[llvm] [AArch64][SME2] Add FORM_STRIDED_TUPLE pseudo nodes (PR #116399)

Sander de Smalen via llvm-commits llvm-commits at lists.llvm.org
Tue Dec 10 01:56:22 PST 2024


================
@@ -1107,6 +1107,69 @@ unsigned AArch64RegisterInfo::getRegPressureLimit(const TargetRegisterClass *RC,
   }
 }
 
+// FORM_STRIDED_TUPLE nodes are created to improve register allocation where
+// a consecutive multi-vector tuple is constructed from the same indices of
+// multiple strided loads. This may still result in unnecessary copies between
+// the loads and the tuple.
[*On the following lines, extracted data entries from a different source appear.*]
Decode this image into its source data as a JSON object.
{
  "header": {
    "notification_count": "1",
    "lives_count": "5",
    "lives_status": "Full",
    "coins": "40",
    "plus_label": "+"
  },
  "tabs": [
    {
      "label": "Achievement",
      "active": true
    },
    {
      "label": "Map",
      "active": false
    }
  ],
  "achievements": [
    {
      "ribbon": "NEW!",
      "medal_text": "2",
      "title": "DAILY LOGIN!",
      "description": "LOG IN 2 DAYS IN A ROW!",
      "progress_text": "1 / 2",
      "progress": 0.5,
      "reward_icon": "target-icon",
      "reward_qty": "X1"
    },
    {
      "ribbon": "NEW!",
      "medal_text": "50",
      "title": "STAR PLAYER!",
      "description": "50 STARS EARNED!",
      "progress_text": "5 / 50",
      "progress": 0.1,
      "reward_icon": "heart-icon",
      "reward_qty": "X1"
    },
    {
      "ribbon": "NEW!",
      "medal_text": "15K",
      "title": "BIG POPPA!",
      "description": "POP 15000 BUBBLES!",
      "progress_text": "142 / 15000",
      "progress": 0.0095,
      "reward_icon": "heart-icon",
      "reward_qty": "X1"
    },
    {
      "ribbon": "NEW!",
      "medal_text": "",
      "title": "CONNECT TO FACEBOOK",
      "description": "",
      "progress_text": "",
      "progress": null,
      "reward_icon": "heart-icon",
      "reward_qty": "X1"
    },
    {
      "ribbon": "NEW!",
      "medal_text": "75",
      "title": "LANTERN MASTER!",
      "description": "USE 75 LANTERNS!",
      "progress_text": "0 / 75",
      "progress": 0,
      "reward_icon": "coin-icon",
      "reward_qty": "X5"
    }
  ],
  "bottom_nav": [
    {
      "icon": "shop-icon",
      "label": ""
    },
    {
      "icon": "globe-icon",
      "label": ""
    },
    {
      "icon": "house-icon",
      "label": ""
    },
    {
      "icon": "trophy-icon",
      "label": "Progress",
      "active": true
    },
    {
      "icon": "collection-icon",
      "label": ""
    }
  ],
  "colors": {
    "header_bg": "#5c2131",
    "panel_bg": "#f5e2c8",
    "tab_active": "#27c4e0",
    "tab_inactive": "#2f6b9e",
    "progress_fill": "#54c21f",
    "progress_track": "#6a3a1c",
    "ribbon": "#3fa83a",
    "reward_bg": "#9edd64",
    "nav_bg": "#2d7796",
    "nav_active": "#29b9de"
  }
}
Here we try to return a hint to assign the
+// contiguous ZPRMulReg starting at the same register as the first operand of
+// the pseudo, which should be a subregister of the first strided load.
+//
+// For example, if the first strided load has been assigned $z16_z20_z24_z28
+// and the operands of the pseudo are each accessing subregister zsub2, we
+// should look through through Order to find a contiguous register which
+// begins with $z24 (i.e. $z24_z25_z26_z27).
+//
+bool AArch64RegisterInfo::getRegAllocationHints(
+    Register VirtReg, ArrayRef<MCPhysReg> Order,
+    SmallVectorImpl<MCPhysReg> &Hints, const MachineFunction &MF,
+    const VirtRegMap *VRM, const LiveRegMatrix *Matrix) const {
+  const AArch64Subtarget &STI = MF.getSubtarget<AArch64Subtarget>();
+  const TargetRegisterInfo *TRI = STI.getRegisterInfo();
+  const MachineRegisterInfo &MRI = MF.getRegInfo();
+  bool DefaultHints =
+      TargetRegisterInfo::getRegAllocationHints(VirtReg, Order, Hints, MF, VRM);
+
+  unsigned RegID = MRI.getRegClass(VirtReg)->getID();
+  if (RegID != AArch64::ZPR2Mul2RegClassID &&
+      RegID != AArch64::ZPR4Mul4RegClassID)
+    return DefaultHints;
+
+  for (MachineInstr &MI : MRI.def_instructions(VirtReg)) {
+    if (MI.getOpcode() != AArch64::FORM_STRIDED_TUPLE_X2_PSEUDO &&
+        MI.getOpcode() != AArch64::FORM_STRIDED_TUPLE_X4_PSEUDO)
+      continue;
+
+    // Look up the physical register mapped to the first load of the pseudo.
+    Register FirstLoadVirtReg = MI.getOperand(1).getReg();
+    if (!VRM->hasPhys(FirstLoadVirtReg))
+      continue;
+
+    int64_t SubRegIdx = -1;
+    MCRegister FirstLoadPhysReg = VRM->getPhys(FirstLoadVirtReg);
+
+    // The subreg number is used to access the correct unit of the
+    // strided register found in the map above.
+    SubRegIdx = MI.getOperand(1).getSubReg() - AArch64::zsub0;
+    if (SubRegIdx < 0 || SubRegIdx > 3)
+      continue;
+
+    SmallVector<Register, 4> RegUnits;
+    for (MCRegUnit Unit : TRI->regunits(FirstLoadPhysReg))
+      RegUnits.push_back(Unit);
+
+    // Find the contiguous ZPRMul register which starts with the
+    // same register unit as the strided register and add to Hints.
+    Register StartReg = RegUnits[SubRegIdx];
+    for (unsigned I = 0; I < Order.size(); ++I) {
+      Register Reg = *TRI->regunits(Order[I]).begin();
+      if (Reg == StartReg)
+        Hints.push_back(Order[I]);
+    }
----------------
sdesmalen-arm wrote:

There is no need to iterate through all MCRegUnits for this register. It also feels rather fiddly to index into `RegUnits[SubRegIdx], because it makes assumptions on the order of register units in `RegUnits`.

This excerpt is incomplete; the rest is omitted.